Given your tenure with IAEE and extensive involvement, you have a front-row seat to the industry’s evolution. How has your teaching adapted to address emerging challenges and opportunities in the exhibitions and events space?
Matt: My teaching has become less about “how things have always been done” and more about how people think, decide, and adapt in uncertainty. The pace of change isn’t slowing down, which means memorizing processes matters less than reflection, and emotional intelligence.
The old saying “if it isn’t broken, don’t fix it” feels antiquated in today’s environment. We now have access to tools, data, and perspectives that allow us to work more intentionally and efficiently. When something is working well, I encourage asking not only why it works, but whether it can be made better, and how those improvements might translate elsewhere.
I’ve also leaned more into facilitation than lecture. Today’s professionals don’t need more information, they need help making sense of it. That means designing learning environments where participants learn with and from each other, not just from the front of the room.

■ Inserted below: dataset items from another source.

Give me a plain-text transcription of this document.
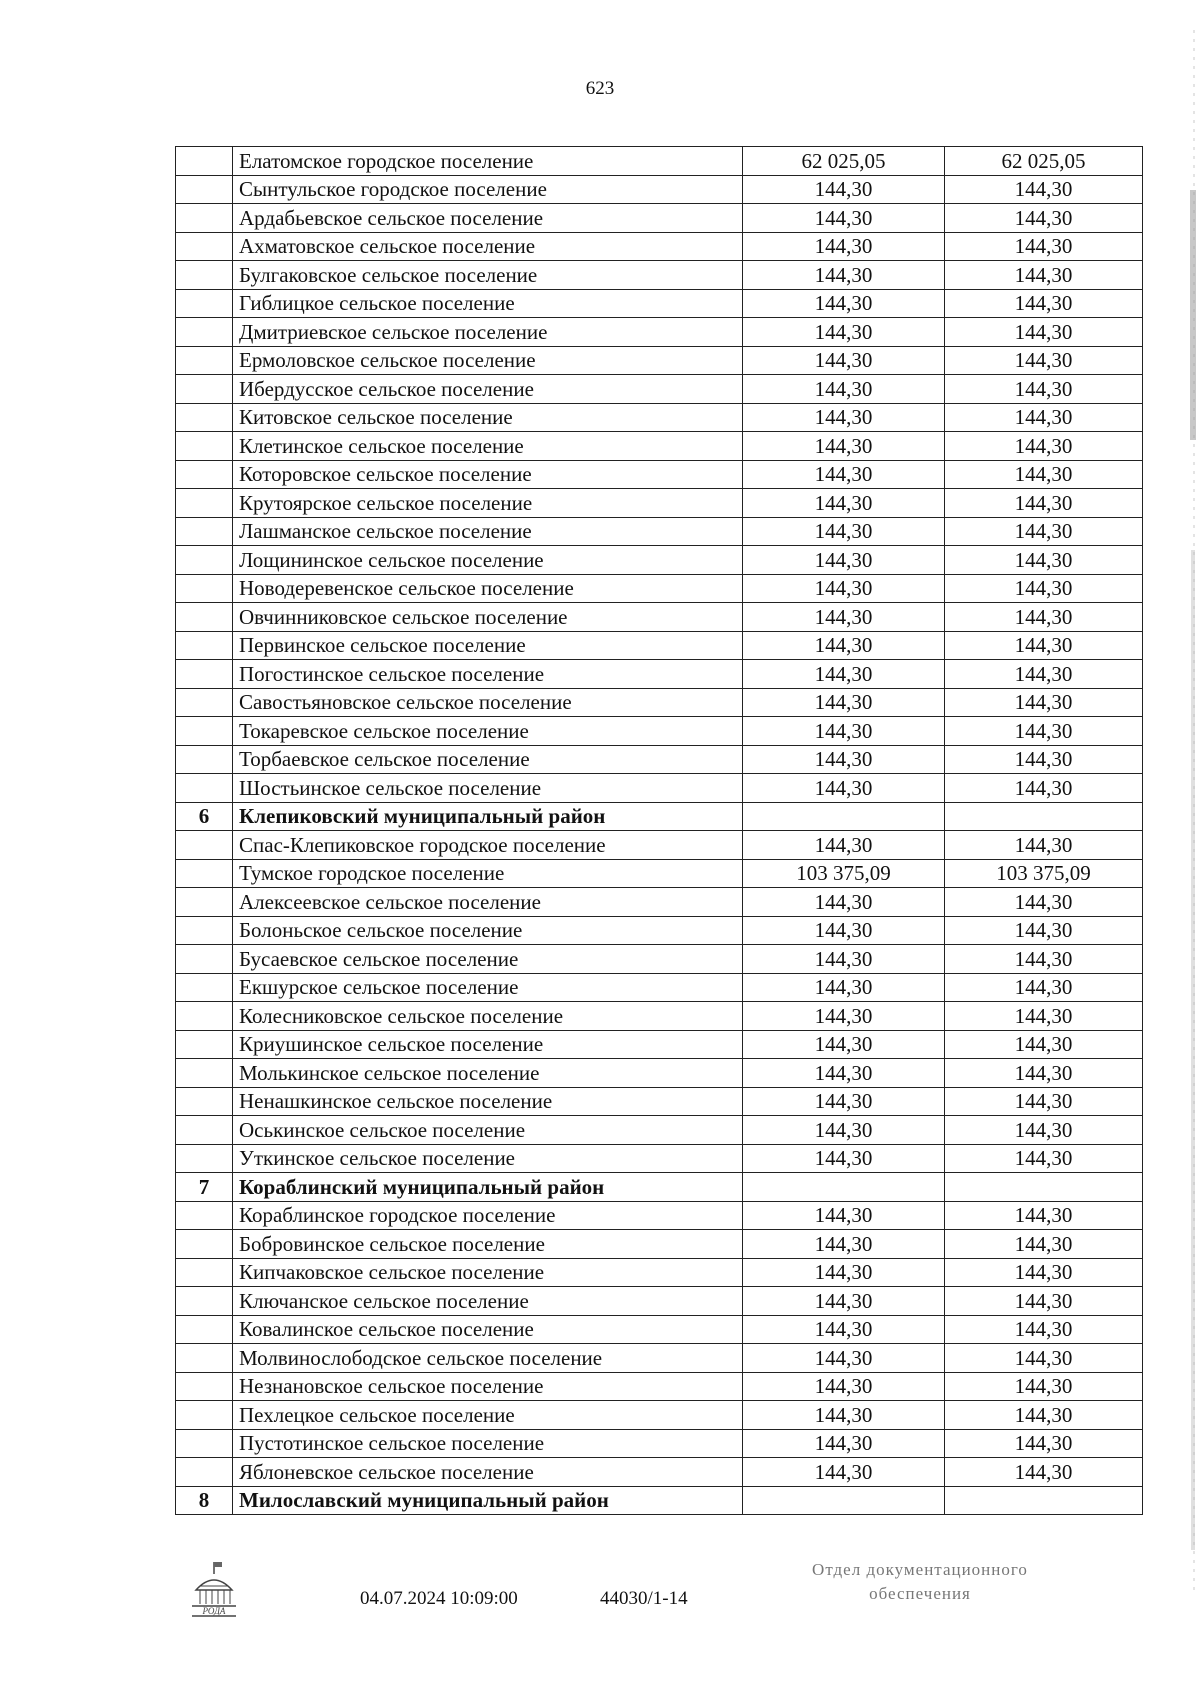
623
	Елатомское городское поселение	62 025,05	62 025,05
	Сынтульское городское поселение	144,30	144,30
	Ардабьевское сельское поселение	144,30	144,30
	Ахматовское сельское поселение	144,30	144,30
	Булгаковское сельское поселение	144,30	144,30
	Гиблицкое сельское поселение	144,30	144,30
	Дмитриевское сельское поселение	144,30	144,30
	Ермоловское сельское поселение	144,30	144,30
	Ибердусское сельское поселение	144,30	144,30
	Китовское сельское поселение	144,30	144,30
	Клетинское сельское поселение	144,30	144,30
	Которовское сельское поселение	144,30	144,30
	Крутоярское сельское поселение	144,30	144,30
	Лашманское сельское поселение	144,30	144,30
	Лощининское сельское поселение	144,30	144,30
	Новодеревенское сельское поселение	144,30	144,30
	Овчинниковское сельское поселение	144,30	144,30
	Первинское сельское поселение	144,30	144,30
	Погостинское сельское поселение	144,30	144,30
	Савостьяновское сельское поселение	144,30	144,30
	Токаревское сельское поселение	144,30	144,30
	Торбаевское сельское поселение	144,30	144,30
	Шостьинское сельское поселение	144,30	144,30
6	Клепиковский муниципальный район		
	Спас-Клепиковское городское поселение	144,30	144,30
	Тумское городское поселение	103 375,09	103 375,09
	Алексеевское сельское поселение	144,30	144,30
	Болоньское сельское поселение	144,30	144,30
	Бусаевское сельское поселение	144,30	144,30
	Екшурское сельское поселение	144,30	144,30
	Колесниковское сельское поселение	144,30	144,30
	Криушинское сельское поселение	144,30	144,30
	Молькинское сельское поселение	144,30	144,30
	Ненашкинское сельское поселение	144,30	144,30
	Оськинское сельское поселение	144,30	144,30
	Уткинское сельское поселение	144,30	144,30
7	Кораблинский муниципальный район		
	Кораблинское городское поселение	144,30	144,30
	Бобровинское сельское поселение	144,30	144,30
	Кипчаковское сельское поселение	144,30	144,30
	Ключанское сельское поселение	144,30	144,30
	Ковалинское сельское поселение	144,30	144,30
	Молвинослободское сельское поселение	144,30	144,30
	Незнановское сельское поселение	144,30	144,30
	Пехлецкое сельское поселение	144,30	144,30
	Пустотинское сельское поселение	144,30	144,30
	Яблоневское сельское поселение	144,30	144,30
8	Милославский муниципальный район		
РОДА
04.07.2024 10:09:00	44030/1-14
Отдел документационного обеспечения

Looking ahead, what skills or mindsets do you believe are most essential for the next generation of professionals to cultivate, and how are you working to instill these in your students today?
Matt: Curiosity, self-awareness, and the ability to sit with discomfort. The next generation doesn’t need permission to lead differently, but they do need environments that support experimentation and learning from failure.
In my teaching, I focus on normalizing reflection, reframing failure, and helping people understand their own triggers and biases. When professionals understand how they show up under pressure, they lead more intentionally.
If I’m doing my job well, students leave with fewer “right answers” and more confidence in how they think, ask questions, and support others.